18th Jan 2023 10:59
(Alliance News) - Entain PLC on Wednesday said it has accelerated its plans to exit a number of unregulated markets where it no longer sees a path to domestic regulation.
In November 2020, the London-based gaming and sports-betting firm changed its name from GVC Holdings PLC, as part of its strategy for "sustainability, growth and innovation."
As part of the strategy, the Ladbrokes-owner said customer protection and growth into new, regulated markets would be at its core. Entain also set out that by the end of 2023, 100% of its revenue would come from markets that are nationally regulated.
On Wednesday, Entain said it will accelerate this process by exiting its few remaining markets where "there is no clear path to market liberalisation via domestic regulation."
The company is now licensed in more than 30 countries. It noted that it will remain in only a small number of markets where it expects changes in regulation will enable it to obtain domestic licenses in due course.
"With the exception of these markets, 100% of the Group's revenue will now be from domestically regulated markets where it is licensed," Entain said.
It added that the net gaming revenue and earnings before interest, tax, depreciation and amortisation impact from these closures is "relatively small" and will have no effect on current expectations.

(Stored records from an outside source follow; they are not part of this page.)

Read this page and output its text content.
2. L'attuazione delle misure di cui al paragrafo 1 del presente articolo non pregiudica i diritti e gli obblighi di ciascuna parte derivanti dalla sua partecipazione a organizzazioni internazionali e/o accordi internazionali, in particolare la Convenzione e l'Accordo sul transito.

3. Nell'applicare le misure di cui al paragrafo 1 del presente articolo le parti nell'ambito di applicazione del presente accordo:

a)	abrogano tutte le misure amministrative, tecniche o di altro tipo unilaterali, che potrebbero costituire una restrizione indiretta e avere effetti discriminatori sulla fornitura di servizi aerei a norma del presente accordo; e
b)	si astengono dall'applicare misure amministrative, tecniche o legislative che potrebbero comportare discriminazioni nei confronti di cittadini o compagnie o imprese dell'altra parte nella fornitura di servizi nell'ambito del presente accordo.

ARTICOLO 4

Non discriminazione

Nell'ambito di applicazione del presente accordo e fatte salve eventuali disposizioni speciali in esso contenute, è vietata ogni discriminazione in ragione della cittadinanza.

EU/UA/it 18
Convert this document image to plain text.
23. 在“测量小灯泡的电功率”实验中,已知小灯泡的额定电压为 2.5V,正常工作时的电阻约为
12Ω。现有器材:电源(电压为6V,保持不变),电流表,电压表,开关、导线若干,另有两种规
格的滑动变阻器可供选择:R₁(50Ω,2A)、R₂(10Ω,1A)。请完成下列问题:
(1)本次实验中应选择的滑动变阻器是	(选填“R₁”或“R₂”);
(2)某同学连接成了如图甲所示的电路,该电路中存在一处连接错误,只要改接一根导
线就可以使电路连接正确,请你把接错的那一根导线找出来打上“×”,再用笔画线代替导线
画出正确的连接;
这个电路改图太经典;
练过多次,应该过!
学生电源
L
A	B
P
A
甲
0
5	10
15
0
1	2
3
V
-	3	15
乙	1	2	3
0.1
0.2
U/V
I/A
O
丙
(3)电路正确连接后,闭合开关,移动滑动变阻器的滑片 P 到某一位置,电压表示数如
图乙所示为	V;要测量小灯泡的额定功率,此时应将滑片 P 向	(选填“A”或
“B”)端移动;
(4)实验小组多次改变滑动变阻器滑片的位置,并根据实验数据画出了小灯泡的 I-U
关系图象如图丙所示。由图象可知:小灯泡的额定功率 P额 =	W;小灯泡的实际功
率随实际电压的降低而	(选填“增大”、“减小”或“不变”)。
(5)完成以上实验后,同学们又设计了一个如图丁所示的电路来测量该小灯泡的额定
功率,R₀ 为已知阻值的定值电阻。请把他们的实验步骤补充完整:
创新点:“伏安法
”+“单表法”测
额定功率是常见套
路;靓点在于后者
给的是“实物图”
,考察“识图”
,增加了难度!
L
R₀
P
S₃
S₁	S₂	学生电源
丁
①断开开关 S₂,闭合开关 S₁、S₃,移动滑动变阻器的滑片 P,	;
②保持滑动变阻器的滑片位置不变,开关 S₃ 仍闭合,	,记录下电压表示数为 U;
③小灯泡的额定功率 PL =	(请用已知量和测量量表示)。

Chair Barry Gibson said: "We stated at the outset that we would exit any market that wasn't able to regulate at sufficient pace or to the right standards, and we have acted decisively to do so. We are proud to be leading our industry as the only global operator taking this approach of solely operating in markets where there is domestic licensing."
Shares in Entain were up 0.1% to 1,448.00 pence each in London on Wednesday morning.